Task 1 of Lab 05, Course COMP2511 21T2, University of New South Wales
We need to create a temporary grid because we need to update the board simultaneously.
- Wednesday, 28 July, 2021
- Time Complexity:
$O(m \times n)$ - Space Complexity:
$O(m \times n)$ - Runtime: 0 ms, faster than 100.00% of Java online submissions for Game of Life.

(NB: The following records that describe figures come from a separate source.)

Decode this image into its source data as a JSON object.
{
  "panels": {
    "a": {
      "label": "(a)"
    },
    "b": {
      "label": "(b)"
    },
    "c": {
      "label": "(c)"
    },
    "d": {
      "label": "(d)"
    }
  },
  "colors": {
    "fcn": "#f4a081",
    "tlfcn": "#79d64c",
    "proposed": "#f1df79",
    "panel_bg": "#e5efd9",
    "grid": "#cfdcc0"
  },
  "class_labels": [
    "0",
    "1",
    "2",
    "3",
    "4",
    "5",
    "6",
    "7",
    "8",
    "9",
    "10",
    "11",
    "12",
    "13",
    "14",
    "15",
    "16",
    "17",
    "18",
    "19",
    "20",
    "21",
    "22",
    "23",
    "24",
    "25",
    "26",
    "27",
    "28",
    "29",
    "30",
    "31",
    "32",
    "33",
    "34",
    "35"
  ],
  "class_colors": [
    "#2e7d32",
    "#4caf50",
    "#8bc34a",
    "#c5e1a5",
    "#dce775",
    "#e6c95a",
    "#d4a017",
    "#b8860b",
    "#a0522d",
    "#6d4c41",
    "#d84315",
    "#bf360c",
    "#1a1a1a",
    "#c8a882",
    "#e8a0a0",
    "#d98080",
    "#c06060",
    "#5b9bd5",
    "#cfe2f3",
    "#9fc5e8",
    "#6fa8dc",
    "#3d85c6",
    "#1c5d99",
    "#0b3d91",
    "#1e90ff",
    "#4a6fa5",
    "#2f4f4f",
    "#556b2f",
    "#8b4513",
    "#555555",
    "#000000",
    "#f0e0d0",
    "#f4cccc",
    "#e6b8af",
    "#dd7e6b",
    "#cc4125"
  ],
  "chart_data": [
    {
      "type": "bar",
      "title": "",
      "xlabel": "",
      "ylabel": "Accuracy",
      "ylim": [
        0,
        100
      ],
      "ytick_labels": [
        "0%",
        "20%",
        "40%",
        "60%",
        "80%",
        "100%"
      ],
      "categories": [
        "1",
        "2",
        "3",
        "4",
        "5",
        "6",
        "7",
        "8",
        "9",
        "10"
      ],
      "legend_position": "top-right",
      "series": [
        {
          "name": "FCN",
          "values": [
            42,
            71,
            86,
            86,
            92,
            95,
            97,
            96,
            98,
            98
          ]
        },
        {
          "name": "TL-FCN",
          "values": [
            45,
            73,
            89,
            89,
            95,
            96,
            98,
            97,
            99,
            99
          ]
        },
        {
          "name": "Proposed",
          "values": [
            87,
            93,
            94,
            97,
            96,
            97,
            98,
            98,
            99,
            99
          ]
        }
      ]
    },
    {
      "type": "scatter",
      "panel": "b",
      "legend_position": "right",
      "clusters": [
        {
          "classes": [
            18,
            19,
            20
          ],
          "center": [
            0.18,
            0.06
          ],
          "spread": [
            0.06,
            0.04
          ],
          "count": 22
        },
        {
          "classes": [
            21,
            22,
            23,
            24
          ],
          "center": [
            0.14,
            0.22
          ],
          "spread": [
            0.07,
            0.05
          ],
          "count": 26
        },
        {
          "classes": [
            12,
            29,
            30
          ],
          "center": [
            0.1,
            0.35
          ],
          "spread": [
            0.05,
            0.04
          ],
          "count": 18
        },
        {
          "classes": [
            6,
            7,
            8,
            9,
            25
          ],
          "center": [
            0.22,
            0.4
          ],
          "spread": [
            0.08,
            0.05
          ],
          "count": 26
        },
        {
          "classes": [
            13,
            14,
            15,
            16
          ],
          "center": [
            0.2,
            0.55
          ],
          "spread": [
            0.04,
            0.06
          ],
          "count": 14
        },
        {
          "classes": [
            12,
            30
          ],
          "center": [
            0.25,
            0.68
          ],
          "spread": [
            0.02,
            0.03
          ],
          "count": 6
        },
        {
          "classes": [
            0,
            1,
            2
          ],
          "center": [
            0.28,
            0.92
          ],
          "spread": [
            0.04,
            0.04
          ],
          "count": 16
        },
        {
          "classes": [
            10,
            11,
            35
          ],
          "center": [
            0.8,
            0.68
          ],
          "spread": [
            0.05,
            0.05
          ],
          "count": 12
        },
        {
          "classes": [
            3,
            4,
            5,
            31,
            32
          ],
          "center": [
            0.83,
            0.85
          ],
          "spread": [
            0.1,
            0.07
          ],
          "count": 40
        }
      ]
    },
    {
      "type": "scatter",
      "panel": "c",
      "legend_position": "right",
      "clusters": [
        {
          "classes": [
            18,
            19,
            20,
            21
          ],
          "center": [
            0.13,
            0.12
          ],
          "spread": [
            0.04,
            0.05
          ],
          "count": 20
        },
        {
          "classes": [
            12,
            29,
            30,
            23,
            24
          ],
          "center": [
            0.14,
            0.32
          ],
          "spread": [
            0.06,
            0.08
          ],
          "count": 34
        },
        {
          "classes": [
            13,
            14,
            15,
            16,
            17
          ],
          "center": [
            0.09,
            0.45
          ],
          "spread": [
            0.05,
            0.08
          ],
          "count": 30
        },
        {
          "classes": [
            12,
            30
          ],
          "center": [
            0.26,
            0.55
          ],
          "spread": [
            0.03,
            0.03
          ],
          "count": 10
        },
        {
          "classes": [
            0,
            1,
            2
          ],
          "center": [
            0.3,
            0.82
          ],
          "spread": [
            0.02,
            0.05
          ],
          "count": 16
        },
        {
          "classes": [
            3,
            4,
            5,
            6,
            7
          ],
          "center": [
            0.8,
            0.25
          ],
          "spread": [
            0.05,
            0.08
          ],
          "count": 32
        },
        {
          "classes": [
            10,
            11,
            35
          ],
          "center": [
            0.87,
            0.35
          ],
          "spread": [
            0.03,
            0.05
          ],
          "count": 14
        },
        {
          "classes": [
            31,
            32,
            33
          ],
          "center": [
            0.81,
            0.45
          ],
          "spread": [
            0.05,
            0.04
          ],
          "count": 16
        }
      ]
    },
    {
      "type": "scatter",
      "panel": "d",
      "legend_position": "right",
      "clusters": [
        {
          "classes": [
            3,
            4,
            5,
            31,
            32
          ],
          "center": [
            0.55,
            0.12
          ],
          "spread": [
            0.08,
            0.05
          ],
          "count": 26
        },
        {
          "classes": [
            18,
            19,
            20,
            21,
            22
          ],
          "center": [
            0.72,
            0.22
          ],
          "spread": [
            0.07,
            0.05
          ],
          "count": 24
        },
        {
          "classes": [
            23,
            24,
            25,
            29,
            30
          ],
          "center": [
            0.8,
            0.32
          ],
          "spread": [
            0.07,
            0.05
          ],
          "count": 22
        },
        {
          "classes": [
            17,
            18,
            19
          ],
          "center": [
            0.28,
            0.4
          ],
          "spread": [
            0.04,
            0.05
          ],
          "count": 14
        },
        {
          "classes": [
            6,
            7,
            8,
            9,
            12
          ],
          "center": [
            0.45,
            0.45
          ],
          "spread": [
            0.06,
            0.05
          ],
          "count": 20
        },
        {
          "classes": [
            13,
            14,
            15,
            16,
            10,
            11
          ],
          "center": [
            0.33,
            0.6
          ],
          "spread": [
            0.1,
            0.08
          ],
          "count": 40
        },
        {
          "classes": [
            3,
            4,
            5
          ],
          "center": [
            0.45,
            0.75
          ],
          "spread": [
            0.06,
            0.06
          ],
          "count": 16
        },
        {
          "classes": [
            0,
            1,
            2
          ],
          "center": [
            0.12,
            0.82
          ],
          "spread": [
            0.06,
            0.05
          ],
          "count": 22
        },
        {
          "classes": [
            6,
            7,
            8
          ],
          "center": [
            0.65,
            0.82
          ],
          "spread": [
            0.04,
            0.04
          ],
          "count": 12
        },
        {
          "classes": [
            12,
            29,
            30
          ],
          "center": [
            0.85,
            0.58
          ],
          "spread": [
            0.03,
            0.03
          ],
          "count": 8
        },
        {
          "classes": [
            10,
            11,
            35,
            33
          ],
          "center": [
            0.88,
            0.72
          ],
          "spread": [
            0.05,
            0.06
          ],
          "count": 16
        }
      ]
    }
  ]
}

- Memory Usage: 37.3 MB, less than 78.25% of Java online submissions for Game of Life.
class Solution {
/**
* Java solution for LeetCode problem No.289
* Game of Life
* 28 July, 2021
* @author Hao Ren, hao.ren@student@unsw.edu.au
*/
private int size_row;
private int size_col;
private int countNeighbours(int[][] board, int x, int y) {
/**
* Helper function which MUST run with gameOfLife().
*/
int count = 0;
int up = x - 1;
int down = x + 1;
int left = y - 1;
int right = y + 1;
if (up >= 0 && left >= 0 && board[up][left] == 1) count++;
if (up >= 0 && y >= 0 && y <= size_col - 1 && board[up][y] == 1) count++;
if (up >= 0 && right <= size_col - 1 && board[up][right] == 1) count++;
if (x >= 0 && x <= size_row - 1 && left >= 0 && board[x][left] == 1) count++;
if (x >= 0 && x <= size_row - 1 && right <= size_col - 1 && board[x][right] == 1) count++;
if (down <= size_row - 1 && left >= 0 && board[down][left] == 1) count++;
if (down <= size_row - 1 && y >= 0 && y <= size_col - 1 && board[down][y] == 1) count++;
if (down <= size_row - 1 && right <= size_col - 1 && board[down][right] == 1) count++;
return count;
}
public void gameOfLife(int[][] board) {
this.size_row = board.length;
this.size_col = board[0].length;
int[][] next = new int[size_row][size_col];
for (int i = 0; i < size_row; i++) {
for (int j = 0; j < size_col; j++) {
next[i][j] = board[i][j];
}
}
for (int r = 0; r < size_row; r++) {
for (int c = 0; c < size_col; c++) {
int neighbours = countNeighbours(board, r, c);
if (board[r][c] == 1 && neighbours < 2) {
next[r][c] = 0;
} else if (board[r][c] == 1 && neighbours > 3) {
next[r][c] = 0;
} else if (board[r][c] == 1 && (neighbours == 2 || neighbours == 3)) {
next[r][c] = 1;
} else if (board[r][c] != 1 && neighbours == 3) {
next[r][c] = 1;
} else {
next[r][c] = board[r][c];
}
}
}
for (int m = 0; m < size_row; m++) {
for (int n = 0; n < size_col; n++) {
board[m][n] = next[m][n];
}
}
}
}